President Obama is proposing an $18 billion dollar cut within 10 years to the federal crop insurance program. Much of that could impact premiums. Now farm groups are pushing back.
“There’s a lot of drive in Washington, D.C., to cut numbers for rural America. That’s cutting a lifeline that many of our farmers need right now, “said the National Corn Growers Association CEO Chris Novak.
“Farmers are already paying $4 billion dollars a year in premiums for crop insurance. With today’s low prices and with our net farm income down, our message to Congress and the administration is now is not the time to cut that,” said American Soybean Association CEO Stephen Censky.
Crop insurance nearly took a hit last fall in a bipartisan budget deal that trimmed $3 billion from the program. However, the money was eventually restored in December through the transportation bill.

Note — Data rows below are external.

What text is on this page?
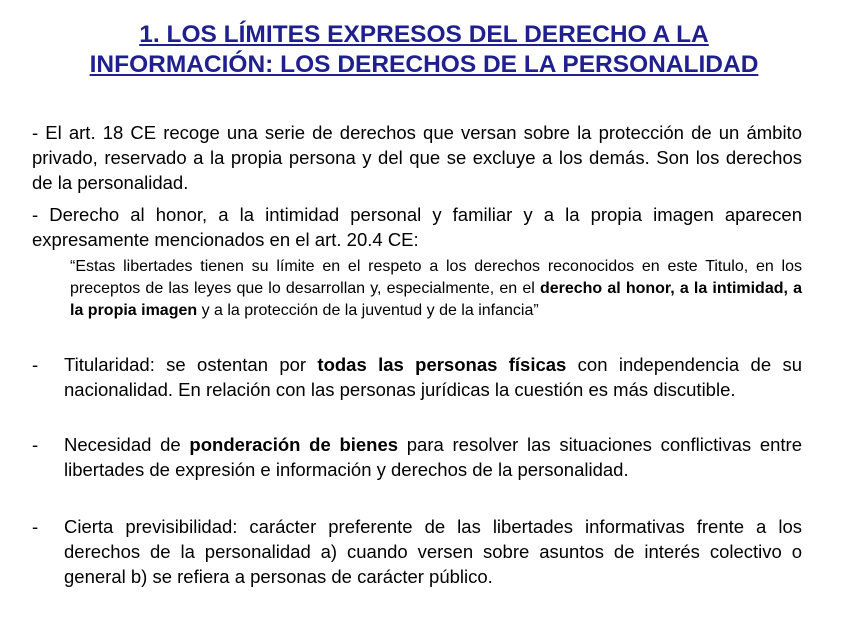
1. LOS LÍMITES EXPRESOS DEL DERECHO A LA
INFORMACIÓN: LOS DERECHOS DE LA PERSONALIDAD
- El art. 18 CE recoge una serie de derechos que versan sobre la protección de un ámbito privado, reservado a la propia persona y del que se excluye a los demás. Son los derechos de la personalidad.
- Derecho al honor, a la intimidad personal y familiar y a la propia imagen aparecen expresamente mencionados en el art. 20.4 CE:
“Estas libertades tienen su límite en el respeto a los derechos reconocidos en este Titulo, en los preceptos de las leyes que lo desarrollan y, especialmente, en el derecho al honor, a la intimidad, a la propia imagen y a la protección de la juventud y de la infancia”
- Titularidad: se ostentan por todas las personas físicas con independencia de su nacionalidad. En relación con las personas jurídicas la cuestión es más discutible.
- Necesidad de ponderación de bienes para resolver las situaciones conflictivas entre libertades de expresión e información y derechos de la personalidad.
- Cierta previsibilidad: carácter preferente de las libertades informativas frente a los derechos de la personalidad a) cuando versen sobre asuntos de interés colectivo o general b) se refiera a personas de carácter público.
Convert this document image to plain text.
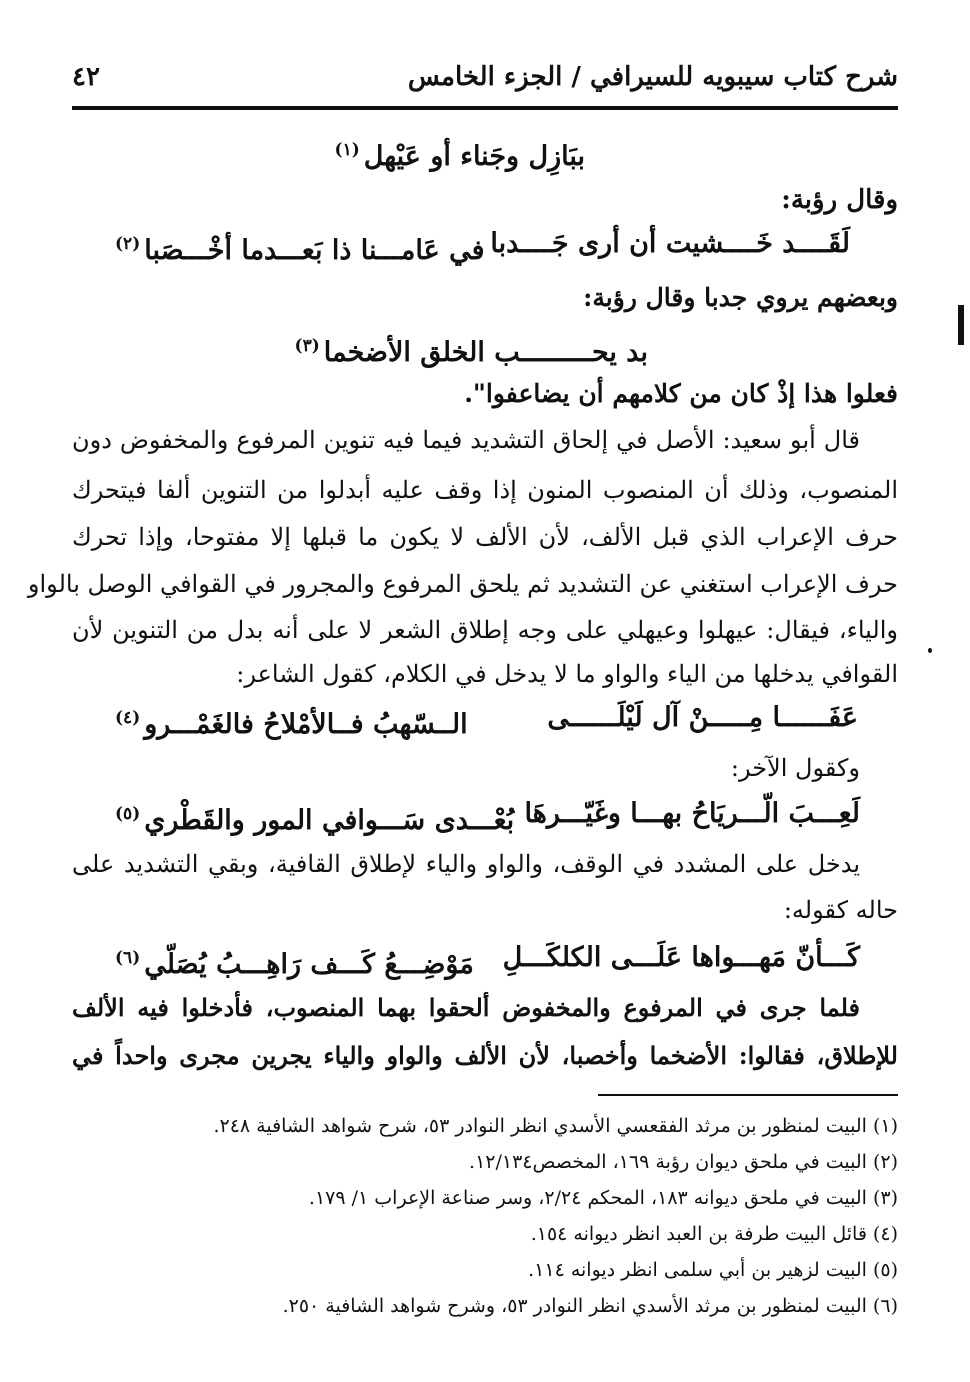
شرح كتاب سيبويه للسيرافي / الجزء الخامس
٤٢
ببَازِل وجَناء أو عَيْهل$^{(١)}$
وقال رؤبة:
لَقَــــد خَــــشيت أن أرى جَــــدبا
في عَامـــنا ذا بَعـــدما أخْـــصَبا$^{(٢)}$
وبعضهم يروي جدبا وقال رؤبة:
بد يحـــــــــب الخلق الأضخما$^{(٣)}$
فعلوا هذا إذْ كان من كلامهم أن يضاعفوا".
قال أبو سعيد: الأصل في إلحاق التشديد فيما فيه تنوين المرفوع والمخفوض دون
المنصوب، وذلك أن المنصوب المنون إذا وقف عليه أبدلوا من التنوين ألفا فيتحرك
حرف الإعراب الذي قبل الألف، لأن الألف لا يكون ما قبلها إلا مفتوحا، وإذا تحرك
حرف الإعراب استغني عن التشديد ثم يلحق المرفوع والمجرور في القوافي الوصل بالواو
والياء، فيقال: عيهلوا وعيهلي على وجه إطلاق الشعر لا على أنه بدل من التنوين لأن
القوافي يدخلها من الياء والواو ما لا يدخل في الكلام، كقول الشاعر:
عَفَــــــا مِـــــنْ آل لَيْلَــــــى
الــسّهبُ فــالأمْلاحُ فالغَمْـــرو$^{(٤)}$
وكقول الآخر:
لَعِـــبَ الّـــريَاحُ بهـــا وغَيّـــرهَا
بُعْـــدى سَـــوافي المور والقَطْري$^{(٥)}$
يدخل على المشدد في الوقف، والواو والياء لإطلاق القافية، وبقي التشديد على
حاله كقوله:
كَـــأنّ مَهـــواها عَلَـــى الكلكَـــلِ
مَوْضِـــعُ كَـــف رَاهِـــبُ يُصَلّي$^{(٦)}$
فلما جرى في المرفوع والمخفوض ألحقوا بهما المنصوب، فأدخلوا فيه الألف
للإطلاق، فقالوا: الأضخما وأخصبا، لأن الألف والواو والياء يجرين مجرى واحداً في
(١) البيت لمنظور بن مرثد الفقعسي الأسدي انظر النوادر ٥٣، شرح شواهد الشافية ٢٤٨.
(٢) البيت في ملحق ديوان رؤبة ١٦٩، المخصص١٢/١٣٤.
(٣) البيت في ملحق ديوانه ١٨٣، المحكم ٢/٢٤، وسر صناعة الإعراب ١/ ١٧٩.
(٤) قائل البيت طرفة بن العبد انظر ديوانه ١٥٤.
(٥) البيت لزهير بن أبي سلمى انظر ديوانه ١١٤.
(٦) البيت لمنظور بن مرثد الأسدي انظر النوادر ٥٣، وشرح شواهد الشافية ٢٥٠.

“We will have to be unified just as we were last fall and work together to make sure those cuts do not stick and that we protect what our farmers from the sorghum industry and most farmers around the country say is the most important part of the safety-net,” said National Sorghum Producers CEO Tim Lust.
When it comes to sorghum, a big focus is regulatory action and how it may impact seed technology. “It’s probably our top issue for the industry. We are really interested to walk through the process. We understand the need to look at changing the way they do that. We have concerns on how they will do that and if it will slow down innovation in sorghum and increased the costs to the grower,” said Lust.
The Waters of the United States (WOTUS) rule is a major concern for all four commodity groups, which would like to see the regulation repealed.
But the controversial rule remains entangled in legal proceedings.
The U.S. Supreme Court also announced this week it won’t hear an appeal from farm groups challenging the EPA’s Chesapeake Bay watershed mandates.
But the grain associations’ leaders say farmers should not give up hope.
“We’re going to have a new Congress and administration. Don’t know which way it’s going to turn out. Either way, I think there are opportunities for perhaps the rule to be pulled back and to be re-written.,” said Censky.
“Administrations will change. Courts will change. Opportunities will change. This is one from a producer side that it’s a bad policy. It’s not good for a farmer from any commodity,” said Lust.
They say farmers need to keep engaging by making their voices heard.
“It’s our job as a grower community to make sure our benefits are clearly communicated and articulated to regulators working on these products and to make sure that we are science-based,” said Lust.
“National issues are state and local issues first,” Palmer added. “So, if we can address them at the grassroots or state level, we’re just that much more prepared. Congress is the point of last resort. We need to just be active earlier at the grassroots level.”